Bench dividers and seating spikes have long been used by target hardeners as a loitering deterrent. Now some properties in London use spikes to deter the homeless from sleeping on windows and doorway entrances near their stores. Even the Mayor of London hates the idea. Public outrage agrees.
Anti-spiking groups have now taken action and poured cement over spikes. They complain that spiking is unethical when program budgets to house the homeless are cut to the bone.
One online petition to remove anti-homeless spikes reached 120,000 names in a single week.
Not that it needs repeating yet again on this blog, but opportunity reduction by itself is insufficient. Singular strategies that attack crime and place alone - and not the conditions that give rise to them - divert attention from long-term solutions. They lull us into believing the problem is gone when it isn't.
This is an important lesson for target hardeners. Fail to use collaborative solutions and targeted social strategies - or do so without a coherent plan to apply 2nd Generation CPTED - and risk a backlash of unintended consequences.
Less than a mile from this latest controversy are the buildings of the award-winning Design Against Crime Centre at Central St Martin's College.
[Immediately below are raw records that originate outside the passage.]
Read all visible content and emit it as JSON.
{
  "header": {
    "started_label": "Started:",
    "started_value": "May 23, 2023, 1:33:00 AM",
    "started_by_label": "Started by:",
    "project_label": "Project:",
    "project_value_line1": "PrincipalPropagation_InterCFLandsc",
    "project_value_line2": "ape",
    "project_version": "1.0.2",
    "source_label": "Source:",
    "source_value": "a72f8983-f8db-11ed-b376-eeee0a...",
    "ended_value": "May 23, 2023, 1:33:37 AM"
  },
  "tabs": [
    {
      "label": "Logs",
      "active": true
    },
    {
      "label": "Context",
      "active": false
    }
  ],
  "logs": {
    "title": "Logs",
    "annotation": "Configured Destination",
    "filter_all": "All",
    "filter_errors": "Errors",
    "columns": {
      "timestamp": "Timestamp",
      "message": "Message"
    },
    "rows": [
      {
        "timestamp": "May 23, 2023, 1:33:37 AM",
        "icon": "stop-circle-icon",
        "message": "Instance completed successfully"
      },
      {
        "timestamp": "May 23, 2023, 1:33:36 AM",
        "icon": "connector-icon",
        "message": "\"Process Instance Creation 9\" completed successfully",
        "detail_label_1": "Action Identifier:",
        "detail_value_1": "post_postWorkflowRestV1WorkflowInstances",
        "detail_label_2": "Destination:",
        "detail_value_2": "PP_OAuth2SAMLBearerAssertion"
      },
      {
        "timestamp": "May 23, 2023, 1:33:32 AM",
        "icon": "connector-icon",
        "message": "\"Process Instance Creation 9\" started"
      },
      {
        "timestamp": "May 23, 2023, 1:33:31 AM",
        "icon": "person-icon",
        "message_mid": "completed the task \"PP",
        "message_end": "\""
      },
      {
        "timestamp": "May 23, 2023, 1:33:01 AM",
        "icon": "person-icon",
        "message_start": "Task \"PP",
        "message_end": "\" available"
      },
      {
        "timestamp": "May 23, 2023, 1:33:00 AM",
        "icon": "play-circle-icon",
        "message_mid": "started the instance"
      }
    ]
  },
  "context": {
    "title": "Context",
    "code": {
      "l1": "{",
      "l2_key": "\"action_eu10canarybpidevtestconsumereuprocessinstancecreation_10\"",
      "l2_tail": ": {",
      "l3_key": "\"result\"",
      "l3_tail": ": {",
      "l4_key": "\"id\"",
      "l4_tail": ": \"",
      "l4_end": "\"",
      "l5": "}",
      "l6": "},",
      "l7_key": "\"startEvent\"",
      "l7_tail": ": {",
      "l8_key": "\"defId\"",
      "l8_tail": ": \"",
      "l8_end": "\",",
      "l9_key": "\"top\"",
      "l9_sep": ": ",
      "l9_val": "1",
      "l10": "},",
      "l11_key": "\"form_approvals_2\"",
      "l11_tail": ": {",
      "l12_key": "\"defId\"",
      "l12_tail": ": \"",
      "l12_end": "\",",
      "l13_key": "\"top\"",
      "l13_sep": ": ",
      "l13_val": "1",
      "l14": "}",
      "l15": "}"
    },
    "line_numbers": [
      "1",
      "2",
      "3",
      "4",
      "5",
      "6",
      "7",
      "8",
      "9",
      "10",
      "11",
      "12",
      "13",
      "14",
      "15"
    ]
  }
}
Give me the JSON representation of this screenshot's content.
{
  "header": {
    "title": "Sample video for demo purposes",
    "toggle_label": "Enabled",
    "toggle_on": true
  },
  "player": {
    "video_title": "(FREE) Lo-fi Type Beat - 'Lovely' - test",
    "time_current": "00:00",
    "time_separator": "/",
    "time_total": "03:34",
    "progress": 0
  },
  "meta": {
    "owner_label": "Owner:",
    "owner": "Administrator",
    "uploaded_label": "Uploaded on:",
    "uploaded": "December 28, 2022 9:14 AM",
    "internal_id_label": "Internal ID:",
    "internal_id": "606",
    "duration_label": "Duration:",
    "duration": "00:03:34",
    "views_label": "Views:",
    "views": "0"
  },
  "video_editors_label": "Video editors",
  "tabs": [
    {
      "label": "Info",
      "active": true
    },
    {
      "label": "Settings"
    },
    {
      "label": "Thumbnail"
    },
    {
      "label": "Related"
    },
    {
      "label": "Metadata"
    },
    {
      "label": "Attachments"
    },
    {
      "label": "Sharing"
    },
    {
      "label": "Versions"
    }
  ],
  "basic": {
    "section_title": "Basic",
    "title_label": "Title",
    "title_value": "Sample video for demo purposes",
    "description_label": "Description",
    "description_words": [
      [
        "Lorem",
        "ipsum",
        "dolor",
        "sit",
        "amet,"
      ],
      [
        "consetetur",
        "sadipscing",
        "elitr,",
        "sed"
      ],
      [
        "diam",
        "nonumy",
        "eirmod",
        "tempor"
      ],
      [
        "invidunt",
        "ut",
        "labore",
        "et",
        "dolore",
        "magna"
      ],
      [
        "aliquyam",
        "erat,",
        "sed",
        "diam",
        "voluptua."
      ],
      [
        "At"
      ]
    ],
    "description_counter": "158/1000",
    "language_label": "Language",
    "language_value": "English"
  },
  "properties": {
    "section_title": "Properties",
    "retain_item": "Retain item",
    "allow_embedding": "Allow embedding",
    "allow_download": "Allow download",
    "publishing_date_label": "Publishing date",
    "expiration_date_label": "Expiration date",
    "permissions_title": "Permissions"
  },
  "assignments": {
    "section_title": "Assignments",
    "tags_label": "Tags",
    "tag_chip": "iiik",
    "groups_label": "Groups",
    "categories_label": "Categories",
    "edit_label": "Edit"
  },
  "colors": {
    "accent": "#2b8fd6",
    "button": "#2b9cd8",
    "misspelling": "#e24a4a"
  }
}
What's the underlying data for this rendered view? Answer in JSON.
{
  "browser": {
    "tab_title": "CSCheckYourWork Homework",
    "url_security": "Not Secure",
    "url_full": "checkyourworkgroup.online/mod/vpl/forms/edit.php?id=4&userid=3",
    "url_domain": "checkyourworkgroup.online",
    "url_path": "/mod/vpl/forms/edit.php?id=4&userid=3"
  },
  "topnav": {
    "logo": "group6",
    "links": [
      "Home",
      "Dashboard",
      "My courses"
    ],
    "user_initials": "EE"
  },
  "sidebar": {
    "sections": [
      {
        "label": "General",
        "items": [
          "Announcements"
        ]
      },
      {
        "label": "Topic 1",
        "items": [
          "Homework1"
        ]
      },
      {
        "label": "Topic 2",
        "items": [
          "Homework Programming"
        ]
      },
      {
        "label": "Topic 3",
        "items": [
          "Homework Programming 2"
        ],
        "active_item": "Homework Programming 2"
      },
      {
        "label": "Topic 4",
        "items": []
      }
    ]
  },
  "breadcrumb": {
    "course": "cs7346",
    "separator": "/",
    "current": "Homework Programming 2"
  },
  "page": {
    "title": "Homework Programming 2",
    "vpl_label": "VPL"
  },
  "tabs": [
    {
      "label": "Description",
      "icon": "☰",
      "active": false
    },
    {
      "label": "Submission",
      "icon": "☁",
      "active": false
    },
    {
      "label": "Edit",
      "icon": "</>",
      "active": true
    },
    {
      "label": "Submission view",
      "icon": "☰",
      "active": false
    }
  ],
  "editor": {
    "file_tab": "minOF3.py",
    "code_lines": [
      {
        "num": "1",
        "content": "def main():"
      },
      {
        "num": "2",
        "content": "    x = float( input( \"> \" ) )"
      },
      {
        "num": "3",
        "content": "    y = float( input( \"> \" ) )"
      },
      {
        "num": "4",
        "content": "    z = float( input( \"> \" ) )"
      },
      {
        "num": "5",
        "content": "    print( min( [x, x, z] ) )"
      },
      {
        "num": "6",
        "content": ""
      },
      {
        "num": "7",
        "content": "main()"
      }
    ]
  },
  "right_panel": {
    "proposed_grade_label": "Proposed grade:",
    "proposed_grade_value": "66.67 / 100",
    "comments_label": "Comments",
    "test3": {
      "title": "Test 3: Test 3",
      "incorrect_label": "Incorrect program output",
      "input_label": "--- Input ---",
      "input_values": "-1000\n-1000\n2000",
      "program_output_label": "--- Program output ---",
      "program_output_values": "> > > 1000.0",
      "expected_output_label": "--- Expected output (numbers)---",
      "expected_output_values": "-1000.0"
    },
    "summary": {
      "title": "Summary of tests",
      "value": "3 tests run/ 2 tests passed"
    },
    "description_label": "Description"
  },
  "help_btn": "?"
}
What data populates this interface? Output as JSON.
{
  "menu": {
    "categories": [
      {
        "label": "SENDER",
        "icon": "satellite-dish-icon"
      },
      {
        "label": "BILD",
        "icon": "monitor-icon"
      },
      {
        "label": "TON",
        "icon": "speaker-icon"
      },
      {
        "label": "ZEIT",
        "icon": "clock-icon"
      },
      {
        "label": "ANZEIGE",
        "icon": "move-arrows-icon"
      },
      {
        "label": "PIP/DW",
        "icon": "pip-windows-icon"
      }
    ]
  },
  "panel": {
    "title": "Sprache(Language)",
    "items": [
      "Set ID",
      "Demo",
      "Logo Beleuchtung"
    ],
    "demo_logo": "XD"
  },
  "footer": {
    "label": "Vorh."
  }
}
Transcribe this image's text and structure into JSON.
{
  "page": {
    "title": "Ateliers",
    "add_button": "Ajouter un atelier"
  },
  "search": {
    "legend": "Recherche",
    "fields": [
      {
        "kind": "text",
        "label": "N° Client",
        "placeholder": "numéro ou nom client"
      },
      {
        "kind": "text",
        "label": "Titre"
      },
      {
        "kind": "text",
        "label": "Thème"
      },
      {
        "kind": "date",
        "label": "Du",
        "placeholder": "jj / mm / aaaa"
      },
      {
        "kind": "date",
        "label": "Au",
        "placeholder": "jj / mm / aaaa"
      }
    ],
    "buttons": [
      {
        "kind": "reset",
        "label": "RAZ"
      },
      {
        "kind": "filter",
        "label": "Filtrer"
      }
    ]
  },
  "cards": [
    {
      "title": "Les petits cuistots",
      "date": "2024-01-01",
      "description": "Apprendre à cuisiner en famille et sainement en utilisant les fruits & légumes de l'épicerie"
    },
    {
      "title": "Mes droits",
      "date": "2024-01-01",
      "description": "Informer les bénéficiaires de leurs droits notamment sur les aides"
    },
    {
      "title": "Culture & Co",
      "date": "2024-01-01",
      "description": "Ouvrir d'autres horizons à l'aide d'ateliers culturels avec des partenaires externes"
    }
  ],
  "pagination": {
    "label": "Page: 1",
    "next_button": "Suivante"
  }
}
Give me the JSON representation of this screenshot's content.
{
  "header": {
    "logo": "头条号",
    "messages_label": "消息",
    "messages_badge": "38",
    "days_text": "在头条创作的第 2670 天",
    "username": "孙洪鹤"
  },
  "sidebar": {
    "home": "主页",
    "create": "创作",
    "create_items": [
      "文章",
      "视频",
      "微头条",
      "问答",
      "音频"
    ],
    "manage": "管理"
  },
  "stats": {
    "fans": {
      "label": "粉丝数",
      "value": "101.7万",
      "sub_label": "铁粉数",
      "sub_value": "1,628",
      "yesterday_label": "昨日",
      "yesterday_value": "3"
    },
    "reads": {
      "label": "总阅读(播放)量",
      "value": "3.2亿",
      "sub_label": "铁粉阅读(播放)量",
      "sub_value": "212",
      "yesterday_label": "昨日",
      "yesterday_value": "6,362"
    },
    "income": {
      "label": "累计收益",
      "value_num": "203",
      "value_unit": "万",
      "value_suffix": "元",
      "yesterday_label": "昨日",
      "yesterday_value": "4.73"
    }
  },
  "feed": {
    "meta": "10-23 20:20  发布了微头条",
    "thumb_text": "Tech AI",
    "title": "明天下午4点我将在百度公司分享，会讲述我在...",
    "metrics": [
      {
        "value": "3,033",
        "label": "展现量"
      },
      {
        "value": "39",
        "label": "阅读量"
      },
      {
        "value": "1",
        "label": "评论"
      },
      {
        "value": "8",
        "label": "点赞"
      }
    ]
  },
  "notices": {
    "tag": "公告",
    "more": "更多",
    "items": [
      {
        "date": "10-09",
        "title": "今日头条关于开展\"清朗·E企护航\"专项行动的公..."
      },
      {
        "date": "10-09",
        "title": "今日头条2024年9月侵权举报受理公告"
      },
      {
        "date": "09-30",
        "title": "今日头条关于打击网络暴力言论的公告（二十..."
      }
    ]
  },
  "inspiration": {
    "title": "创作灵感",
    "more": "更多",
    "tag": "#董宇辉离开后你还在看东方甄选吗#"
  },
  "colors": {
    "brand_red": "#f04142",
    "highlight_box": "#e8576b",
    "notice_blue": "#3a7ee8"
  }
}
Professor Lorraine Gamman and her talented team have led socially responsive crime prevention design projects for ages.
Why don't the target hardeners just ask experts like Lorraine's group how to work with the homeless and build more inclusive and safe environments?
My favorite Lorraine quote: "Spikes are part of an outdated fortress aesthetic not welcome in communities, where there is recognition that urban design needs to be inclusive."